The primary advantage for employees is options. Instead of being forced to pick from a limited number of plans that were chosen by their employer, employees now have control and better opportunity to select plans that fit their utilization trends and price points.
4. What are the disadvantages for employers and employees? For many small and mid-market employers, exchanges don't offer quite the competitive environment that one would think. The threshold is typically for companies with more than 5,000 employees. An employer that is smaller can expect more limited options, unless it wants to participate in an exchange with other employers.
A disadvantage for employees is also one of the biggest advantages: The buying experience. While it is certainly advantageous to have more options and better control over what is purchased, there is often a steep learning curve associated with buying healthcare. While exchanges have support tools that help employees select the best options, this often cannot replace the support and intimacy of the personal counsel of a benefits adviser or an HR professional.

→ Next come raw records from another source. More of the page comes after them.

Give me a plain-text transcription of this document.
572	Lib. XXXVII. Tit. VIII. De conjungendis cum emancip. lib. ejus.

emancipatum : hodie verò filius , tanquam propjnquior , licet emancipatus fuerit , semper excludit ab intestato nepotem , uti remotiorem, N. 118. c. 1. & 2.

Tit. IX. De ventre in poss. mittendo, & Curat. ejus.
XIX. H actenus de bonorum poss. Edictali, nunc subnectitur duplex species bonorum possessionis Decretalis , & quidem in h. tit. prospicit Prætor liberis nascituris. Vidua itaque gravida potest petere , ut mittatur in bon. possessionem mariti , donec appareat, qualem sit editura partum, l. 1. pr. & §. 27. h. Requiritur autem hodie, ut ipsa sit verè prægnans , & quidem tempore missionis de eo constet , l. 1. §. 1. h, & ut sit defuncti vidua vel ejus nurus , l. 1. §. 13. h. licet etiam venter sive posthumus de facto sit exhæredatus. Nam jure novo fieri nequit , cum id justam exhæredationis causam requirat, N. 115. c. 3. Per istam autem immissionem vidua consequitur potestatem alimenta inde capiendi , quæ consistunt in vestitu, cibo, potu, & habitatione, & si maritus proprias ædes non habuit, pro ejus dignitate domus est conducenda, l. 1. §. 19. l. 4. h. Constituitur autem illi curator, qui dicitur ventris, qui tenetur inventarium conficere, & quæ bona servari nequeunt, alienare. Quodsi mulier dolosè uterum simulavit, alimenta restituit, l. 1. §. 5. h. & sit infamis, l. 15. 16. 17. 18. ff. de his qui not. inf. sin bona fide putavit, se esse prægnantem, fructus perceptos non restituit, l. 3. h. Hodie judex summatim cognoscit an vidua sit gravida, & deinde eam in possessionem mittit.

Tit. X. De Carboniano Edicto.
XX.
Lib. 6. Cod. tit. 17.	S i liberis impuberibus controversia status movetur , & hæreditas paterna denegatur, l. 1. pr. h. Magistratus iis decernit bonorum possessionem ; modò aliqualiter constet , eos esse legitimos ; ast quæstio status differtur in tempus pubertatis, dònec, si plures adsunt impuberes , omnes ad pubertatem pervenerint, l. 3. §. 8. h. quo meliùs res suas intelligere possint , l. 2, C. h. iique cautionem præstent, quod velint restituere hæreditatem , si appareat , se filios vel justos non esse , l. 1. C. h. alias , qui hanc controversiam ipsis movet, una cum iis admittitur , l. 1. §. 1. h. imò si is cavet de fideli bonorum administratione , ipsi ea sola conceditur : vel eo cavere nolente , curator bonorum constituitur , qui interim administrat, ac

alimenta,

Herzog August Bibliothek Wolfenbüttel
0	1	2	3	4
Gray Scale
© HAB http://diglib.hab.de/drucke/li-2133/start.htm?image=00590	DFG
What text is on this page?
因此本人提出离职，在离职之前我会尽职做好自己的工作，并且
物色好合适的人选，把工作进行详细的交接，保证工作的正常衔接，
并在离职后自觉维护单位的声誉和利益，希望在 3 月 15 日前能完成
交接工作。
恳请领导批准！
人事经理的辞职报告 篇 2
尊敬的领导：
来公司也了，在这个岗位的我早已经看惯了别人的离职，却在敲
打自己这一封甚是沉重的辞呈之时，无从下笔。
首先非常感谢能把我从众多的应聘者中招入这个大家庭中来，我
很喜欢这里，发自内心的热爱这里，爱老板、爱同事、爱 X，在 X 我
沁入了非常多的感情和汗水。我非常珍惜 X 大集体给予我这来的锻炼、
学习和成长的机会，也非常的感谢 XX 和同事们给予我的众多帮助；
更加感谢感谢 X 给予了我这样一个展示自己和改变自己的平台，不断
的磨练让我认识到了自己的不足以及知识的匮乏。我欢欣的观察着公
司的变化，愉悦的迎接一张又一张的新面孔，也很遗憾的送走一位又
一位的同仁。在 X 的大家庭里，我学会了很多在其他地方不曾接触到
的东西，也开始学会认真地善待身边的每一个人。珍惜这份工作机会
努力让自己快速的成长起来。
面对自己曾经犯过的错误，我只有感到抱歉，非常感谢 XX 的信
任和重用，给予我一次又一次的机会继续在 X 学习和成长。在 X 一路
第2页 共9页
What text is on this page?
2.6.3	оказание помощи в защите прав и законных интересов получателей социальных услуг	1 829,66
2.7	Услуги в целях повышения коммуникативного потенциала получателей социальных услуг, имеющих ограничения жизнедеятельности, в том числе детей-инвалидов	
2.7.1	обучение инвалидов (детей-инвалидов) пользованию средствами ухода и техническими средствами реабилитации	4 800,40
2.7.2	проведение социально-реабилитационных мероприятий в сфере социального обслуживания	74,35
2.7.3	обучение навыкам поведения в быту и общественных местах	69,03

5. What is the cost compared to traditional group plans? “The advantages of private exchanges are likely to be modest and considerably less than advertised,” according to the Department of Health Care Management at University of Pennsylvania's Wharton School. There aren't enough carriers willing to compete yet on a singular platform that would create the competitive environment needed to truly drive lower costs.
To compare specific costs or to determine whether a private exchange indeed makes sense, benefits advisers have the resources to evaluate and analyze the differences.